5.3. Belanghebbende heeft zich ook erop beroepen dat bij hem het in rechte te honoreren vertrouwen is gewekt dat bij de bedoelde transactie zou kunnen worden uitgegaan van een prijs van f 309.000, nu een door belanghebbende aangewezen taxateur en een taxateur van de Belastingdienst Registratie & successie F gezamenlijk de waarde van de onroerende zaak in bewoonde staat minnelijk op dit bedrag hebben getaxeerd. De inspecteur heeft onweersproken gesteld dat belanghebbende het verzoek om deze minnelijke taxatie buiten zijn medeweten rechtstreeks heeft ingediend bij de Belastingdienst Registratie & successie en dat hij van de taxatie pas op de hoogte kwam toen hij het taxatierapport ontving. Het Hof is van oordeel dat de inspecteur niet gebonden kan worden geacht aan de uitkomsten van een taxatie, reeds omdat hij daarmee niet tevoren heeft ingestemd. Voorts komt in het taxatierapport geen uitlating voor over het antwoord op de vraag welk van beide getaxeerde waarden dient te worden gehanteerd in geval van verkoop van de onroerende zaak aan de directeur/aandeelhouder van belanghebbende. Belanghebbende en haar directeur-enig aandeelhouder A, die fiscalist is, hebben, naar 's Hofs oordeel, redelijkerwijs moeten beseffen dat in geval van verkoop onder de omstandigheden hier in het geding, zoals het ontbreken van huur en huurtermijn, niet zonder meer kan worden uitgegaan van de getaxeerde waarde in bewoonde staat. In elk geval is daartoe zijdens de inspecteur geen vertrouwen gewekt. Het gelijk is ook in zoverre aan de inspecteur.
6. Proceskosten
Het Hof acht geen termen aanwezig voor een veroordeling in de kosten als bedoeld in artikel 5a van de Wet administratieve rechtspraak belastingzaken.
7. Beslissing
Het Hof verklaart het beroep ongegrond en bevestigt de bestreden uitspraak.
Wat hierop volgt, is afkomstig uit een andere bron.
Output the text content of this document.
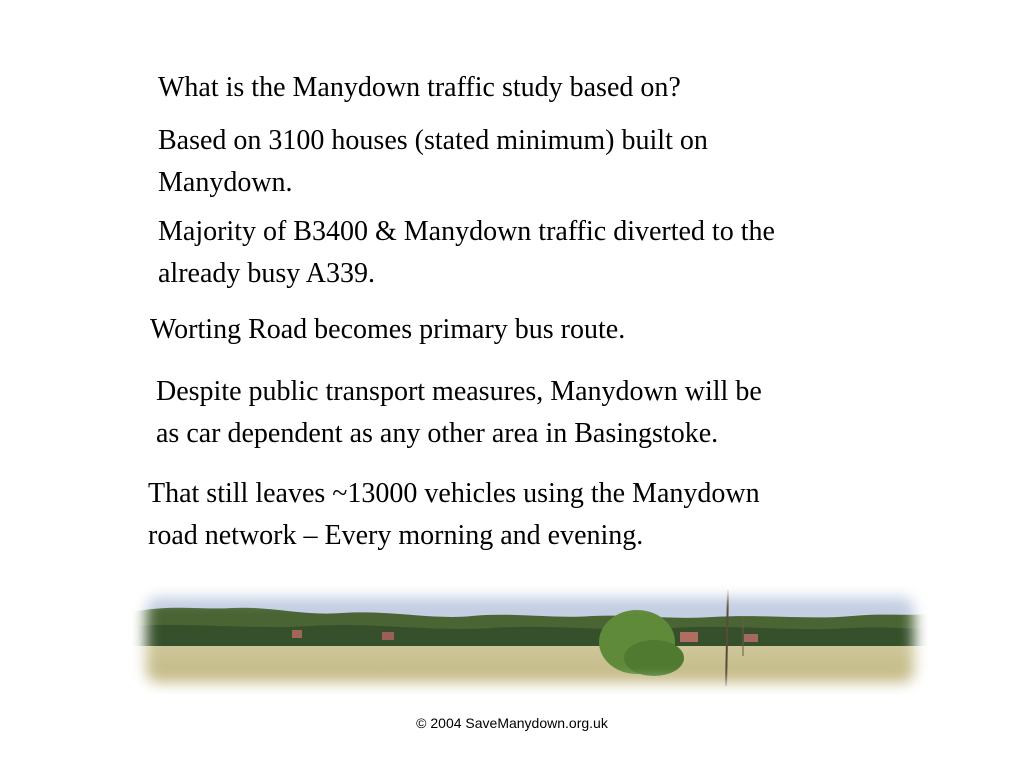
What is the Manydown traffic study based on?

Based on 3100 houses (stated minimum) built on
Manydown.

Majority of B3400 & Manydown traffic diverted to the
already busy A339.

Worting Road becomes primary bus route.

Despite public transport measures, Manydown will be
as car dependent as any other area in Basingstoke.

That still leaves ~13000 vehicles using the Manydown
road network – Every morning and evening.

© 2004 SaveManydown.org.uk
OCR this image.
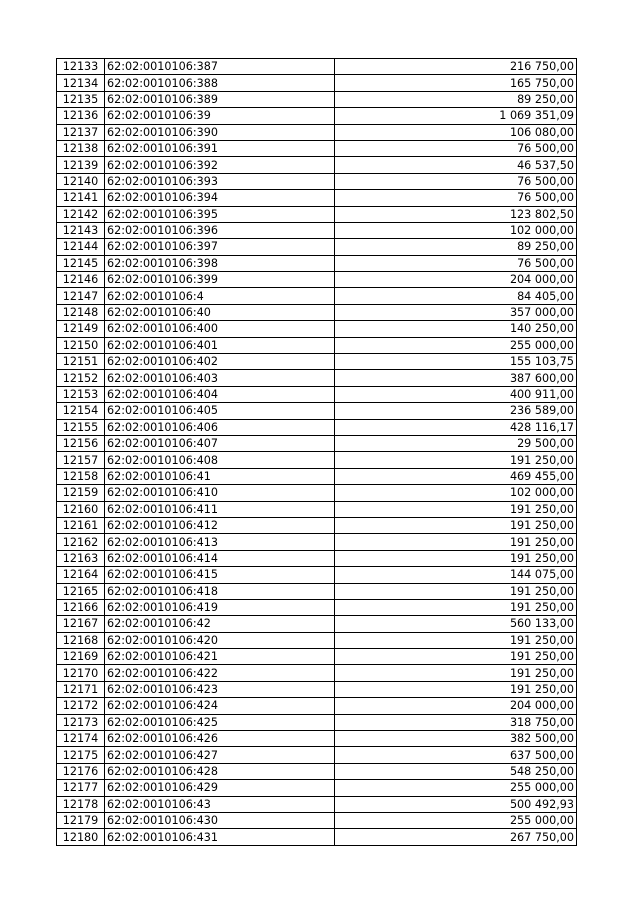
12133	62:02:0010106:387	216 750,00
12134	62:02:0010106:388	165 750,00
12135	62:02:0010106:389	89 250,00
12136	62:02:0010106:39	1 069 351,09
12137	62:02:0010106:390	106 080,00
12138	62:02:0010106:391	76 500,00
12139	62:02:0010106:392	46 537,50
12140	62:02:0010106:393	76 500,00
12141	62:02:0010106:394	76 500,00
12142	62:02:0010106:395	123 802,50
12143	62:02:0010106:396	102 000,00
12144	62:02:0010106:397	89 250,00
12145	62:02:0010106:398	76 500,00
12146	62:02:0010106:399	204 000,00
12147	62:02:0010106:4	84 405,00
12148	62:02:0010106:40	357 000,00
12149	62:02:0010106:400	140 250,00
12150	62:02:0010106:401	255 000,00
12151	62:02:0010106:402	155 103,75
12152	62:02:0010106:403	387 600,00
12153	62:02:0010106:404	400 911,00
12154	62:02:0010106:405	236 589,00
12155	62:02:0010106:406	428 116,17
12156	62:02:0010106:407	29 500,00
12157	62:02:0010106:408	191 250,00
12158	62:02:0010106:41	469 455,00
12159	62:02:0010106:410	102 000,00
12160	62:02:0010106:411	191 250,00
12161	62:02:0010106:412	191 250,00
12162	62:02:0010106:413	191 250,00
12163	62:02:0010106:414	191 250,00
12164	62:02:0010106:415	144 075,00
12165	62:02:0010106:418	191 250,00
12166	62:02:0010106:419	191 250,00
12167	62:02:0010106:42	560 133,00
12168	62:02:0010106:420	191 250,00
12169	62:02:0010106:421	191 250,00
12170	62:02:0010106:422	191 250,00
12171	62:02:0010106:423	191 250,00
12172	62:02:0010106:424	204 000,00
12173	62:02:0010106:425	318 750,00
12174	62:02:0010106:426	382 500,00
12175	62:02:0010106:427	637 500,00
12176	62:02:0010106:428	548 250,00
12177	62:02:0010106:429	255 000,00
12178	62:02:0010106:43	500 492,93
12179	62:02:0010106:430	255 000,00
12180	62:02:0010106:431	267 750,00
De uitspraak is vastgesteld op 29 juni 1999 door mrs. Dutmer, voorzitter, Van der Ouderaa en Blokland, leden, in tegenwoordigheid van mr. Van de Merwe als auditeur en mr. Zilvertand als griffier. De uitspraak is op die datum ter openbare terechtzitting uitgesproken.
De voorzitter van de belastingkamer heeft geen bezwaar tegen afgifte door de griffier van een afschrift van de uitspraak in geanonimiseerde vorm.